Complexity of Proper Suffix-Convex Regular Languages

TL;DR

This paper investigates the complexity of proper suffix-convex regular languages, introducing a new structural characterization and establishing tight bounds for various automata operations, highlighting the complexity beyond known subclasses.

Contribution

It defines suffix-convex triple systems to characterize automata recognizing proper suffix-convex languages and establishes tight bounds for key operations, advancing understanding of their computational complexity.

Findings

Tight upper bounds for reversal, star, product, and boolean operations.

Introduction of suffix-convex triple systems for automata characterization.
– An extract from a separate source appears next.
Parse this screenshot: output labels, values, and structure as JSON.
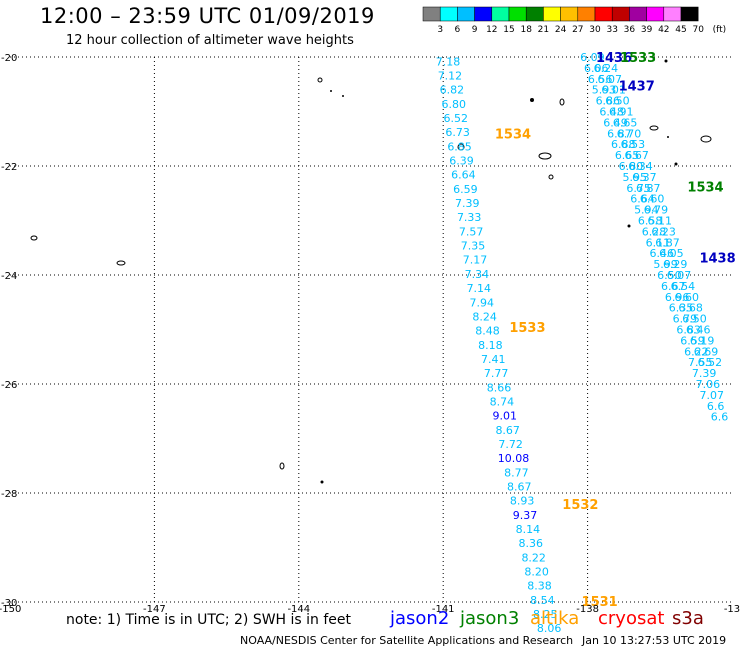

Proof that three witness streams are needed to meet all bounds.

Abstract

A language L is suffix-convex if for any words u, v,w, whenever w and uvw are in L, vw is in L as well. Suffix-convex languages include left ideals, suffix-closed languages, and suffix-free languages, which were studied previously. In this paper, we concentrate on suffix-convex languages that do not belong to any one of these classes; we call such languages proper. In order to study this language class, we define a structure called a suffix-convex triple system that characterizes the automata recognizing suffix-convex languages. We find tight upper bounds for reversal, star, product, and boolean operations of proper suffix-convex languages, and we conjecture on the size of the largest syntactic semigroup. We also prove that three witness streams are required to meet all these bounds.